Current guidelines for treating severe traumatic brain injury (sTBI) lack management protocols to bridge the gap between research and patient care. This study aimed to create a modern sTBI protocol for adult patients monitored for both intracranial pressure (ICP) and brain oxygen levels. A consensus group of 42 experts developed three treatment protocols using a Delphi-method approach, finalized at an in-person meeting. These protocols address managing ICP elevation with normal brain oxygen, brain hypoxia with normal ICP, and both intracranial hypertension and brain hypoxia. The protocols offer a tiered approach, with higher tiers involving therapies with greater risk. They also consider blood transfusion and ventilator management. The goal is to assist clinicians but not replace individualised management.

Study Duration
Not specified
Participants
42 experienced and actively practicing sTBI opinion leaders
Evidence Level
Class III evidence

Key Findings

  • 1
    Established three distinct treatment protocols for managing sTBI patients with combined ICP and brain oxygen monitoring: one for ICP elevation with normal brain oxygenation, one for brain hypoxia with normal ICP, and one for both conditions present.
  • 2
    Developed a list of interventions considered fundamental to sTBI care, to be initiated or considered upon ICU admission, regardless of measured values.
  • 3
    Identified treatments NOT recommended for use in managing severe traumatic brain injury when both ICP and PbtO2 are monitored, except in special circumstances.

Research Summary

This study established three distinct treatment protocols, each with three tiers whereby higher tiers involve therapies with higher risk.
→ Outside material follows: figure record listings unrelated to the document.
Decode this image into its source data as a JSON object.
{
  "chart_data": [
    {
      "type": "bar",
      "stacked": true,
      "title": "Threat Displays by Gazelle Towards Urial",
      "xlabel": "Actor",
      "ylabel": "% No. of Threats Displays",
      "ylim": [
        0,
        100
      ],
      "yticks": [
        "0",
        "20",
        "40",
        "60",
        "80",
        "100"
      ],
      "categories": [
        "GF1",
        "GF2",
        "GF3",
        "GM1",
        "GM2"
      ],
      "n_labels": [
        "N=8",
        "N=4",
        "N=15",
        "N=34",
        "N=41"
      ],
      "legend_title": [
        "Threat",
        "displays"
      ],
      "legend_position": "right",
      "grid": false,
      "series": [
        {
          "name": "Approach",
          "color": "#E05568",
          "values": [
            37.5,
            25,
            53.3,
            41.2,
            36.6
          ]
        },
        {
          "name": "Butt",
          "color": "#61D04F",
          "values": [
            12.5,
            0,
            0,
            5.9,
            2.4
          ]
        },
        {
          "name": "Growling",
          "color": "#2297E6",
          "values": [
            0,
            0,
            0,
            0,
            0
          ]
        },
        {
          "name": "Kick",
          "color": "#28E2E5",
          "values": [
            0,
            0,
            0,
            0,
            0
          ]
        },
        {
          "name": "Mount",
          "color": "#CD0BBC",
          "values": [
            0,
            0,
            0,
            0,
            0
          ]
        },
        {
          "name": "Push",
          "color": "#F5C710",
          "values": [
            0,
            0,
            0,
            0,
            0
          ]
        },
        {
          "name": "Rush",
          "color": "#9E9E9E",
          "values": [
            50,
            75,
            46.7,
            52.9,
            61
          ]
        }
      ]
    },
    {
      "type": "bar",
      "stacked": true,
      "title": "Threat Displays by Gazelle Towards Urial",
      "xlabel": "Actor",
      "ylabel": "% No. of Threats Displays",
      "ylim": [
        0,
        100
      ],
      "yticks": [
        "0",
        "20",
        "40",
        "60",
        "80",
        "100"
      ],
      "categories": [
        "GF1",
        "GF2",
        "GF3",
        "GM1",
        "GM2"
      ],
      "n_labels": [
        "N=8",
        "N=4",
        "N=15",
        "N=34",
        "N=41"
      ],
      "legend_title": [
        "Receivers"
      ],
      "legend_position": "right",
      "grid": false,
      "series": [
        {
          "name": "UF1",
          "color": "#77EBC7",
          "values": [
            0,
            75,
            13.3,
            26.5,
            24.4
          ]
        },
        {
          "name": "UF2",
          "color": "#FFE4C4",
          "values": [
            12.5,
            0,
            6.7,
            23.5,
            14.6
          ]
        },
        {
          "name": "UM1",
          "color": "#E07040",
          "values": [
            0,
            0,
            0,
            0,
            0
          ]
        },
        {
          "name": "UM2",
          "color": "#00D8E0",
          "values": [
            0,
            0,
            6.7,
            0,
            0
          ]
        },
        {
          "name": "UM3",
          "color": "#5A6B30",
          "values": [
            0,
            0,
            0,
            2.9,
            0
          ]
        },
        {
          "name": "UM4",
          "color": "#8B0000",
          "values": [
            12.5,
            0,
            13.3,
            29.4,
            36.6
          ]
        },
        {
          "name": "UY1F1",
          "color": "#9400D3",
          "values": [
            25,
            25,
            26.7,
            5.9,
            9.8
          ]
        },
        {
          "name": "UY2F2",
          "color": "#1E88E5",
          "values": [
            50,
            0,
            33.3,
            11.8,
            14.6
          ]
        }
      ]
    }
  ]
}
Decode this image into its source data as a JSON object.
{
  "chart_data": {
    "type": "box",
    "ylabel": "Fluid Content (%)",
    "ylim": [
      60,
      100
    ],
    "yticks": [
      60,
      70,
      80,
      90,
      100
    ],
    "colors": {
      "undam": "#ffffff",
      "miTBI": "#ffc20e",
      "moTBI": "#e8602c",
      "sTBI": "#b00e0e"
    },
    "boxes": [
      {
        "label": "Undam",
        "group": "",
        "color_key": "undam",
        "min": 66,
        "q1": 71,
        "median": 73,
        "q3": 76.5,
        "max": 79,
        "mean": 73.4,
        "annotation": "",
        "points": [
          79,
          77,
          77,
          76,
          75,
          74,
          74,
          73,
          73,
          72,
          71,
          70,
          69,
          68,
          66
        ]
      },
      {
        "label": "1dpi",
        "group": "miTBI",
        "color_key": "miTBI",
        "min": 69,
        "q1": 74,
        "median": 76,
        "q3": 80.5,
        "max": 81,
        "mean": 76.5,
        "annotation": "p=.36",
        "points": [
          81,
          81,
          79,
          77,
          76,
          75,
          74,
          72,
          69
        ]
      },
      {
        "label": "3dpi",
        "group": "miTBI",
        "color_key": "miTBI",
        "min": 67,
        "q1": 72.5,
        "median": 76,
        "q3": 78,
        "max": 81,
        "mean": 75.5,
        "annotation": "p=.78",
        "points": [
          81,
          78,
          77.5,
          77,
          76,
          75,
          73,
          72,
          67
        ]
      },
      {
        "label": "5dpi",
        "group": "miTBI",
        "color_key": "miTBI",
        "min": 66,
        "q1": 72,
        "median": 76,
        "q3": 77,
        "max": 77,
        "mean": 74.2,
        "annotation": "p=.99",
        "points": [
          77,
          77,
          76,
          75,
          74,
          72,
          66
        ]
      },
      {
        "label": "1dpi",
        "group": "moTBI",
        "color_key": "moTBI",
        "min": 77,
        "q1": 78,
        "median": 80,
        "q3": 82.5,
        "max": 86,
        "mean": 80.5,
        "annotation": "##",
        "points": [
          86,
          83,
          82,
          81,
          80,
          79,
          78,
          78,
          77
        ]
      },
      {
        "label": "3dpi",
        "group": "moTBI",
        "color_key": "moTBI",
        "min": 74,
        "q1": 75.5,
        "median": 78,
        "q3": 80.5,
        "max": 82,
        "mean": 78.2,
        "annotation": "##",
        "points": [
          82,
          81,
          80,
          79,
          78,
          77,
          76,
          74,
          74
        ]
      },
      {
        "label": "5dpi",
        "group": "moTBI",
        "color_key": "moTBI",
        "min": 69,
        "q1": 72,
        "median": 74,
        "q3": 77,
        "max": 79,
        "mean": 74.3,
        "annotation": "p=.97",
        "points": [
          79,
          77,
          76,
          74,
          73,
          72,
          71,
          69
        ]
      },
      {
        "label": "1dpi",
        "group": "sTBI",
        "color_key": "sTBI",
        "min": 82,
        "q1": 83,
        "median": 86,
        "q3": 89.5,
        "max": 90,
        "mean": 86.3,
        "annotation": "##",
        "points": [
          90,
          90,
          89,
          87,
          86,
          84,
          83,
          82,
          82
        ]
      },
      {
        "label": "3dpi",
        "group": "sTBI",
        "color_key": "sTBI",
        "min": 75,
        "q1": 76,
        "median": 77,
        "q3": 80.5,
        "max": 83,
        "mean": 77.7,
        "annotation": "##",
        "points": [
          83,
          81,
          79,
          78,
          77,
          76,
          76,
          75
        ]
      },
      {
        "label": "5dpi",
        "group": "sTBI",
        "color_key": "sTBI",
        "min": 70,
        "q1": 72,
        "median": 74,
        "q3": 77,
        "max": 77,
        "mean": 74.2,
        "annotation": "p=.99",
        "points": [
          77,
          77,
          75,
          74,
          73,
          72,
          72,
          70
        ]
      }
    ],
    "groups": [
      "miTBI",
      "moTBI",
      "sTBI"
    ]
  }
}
One protocol addresses the management of ICP elevation when brain oxygenation is normal. A second addresses management of brain hypoxia with normal ICP. The third protocol addresses the situation when both intracranial hypertension and brain hypoxia are present. These protocols are intended to assist clinicians in the management of patients with both ICP and brain oxygen monitors but they do not reflect either a standard-of-care or a substitute for thoughtful individualized management.

Practical Implications

Clinical Decision Support

The protocols provide a framework for clinicians to manage sTBI patients with combined ICP and brain oxygen monitoring, aiding in treatment decisions based on the patient's condition.

Standardization of Care

The algorithms can assist in standardizing care approaches, particularly in centers less specialized in sTBI management, potentially improving patient outcomes.

Further Research

The protocols serve as a foundation for future research, allowing for the evaluation and refinement of treatment strategies for sTBI patients with multi-modality monitoring.

Study Limitations

  • 1
    The protocols are based on expert consensus and represent Class III evidence, indicating a lack of proven superiority over other methods.
  • 2
    The algorithms are not legally binding and should not replace thoughtful clinical judgment, as variability within patients may necessitate local adaptation.
  • 3
    The panel acknowledged that higher monitor readings may not always parallel improved oxygen availability when FiO2 or PaO2 are pushed very high.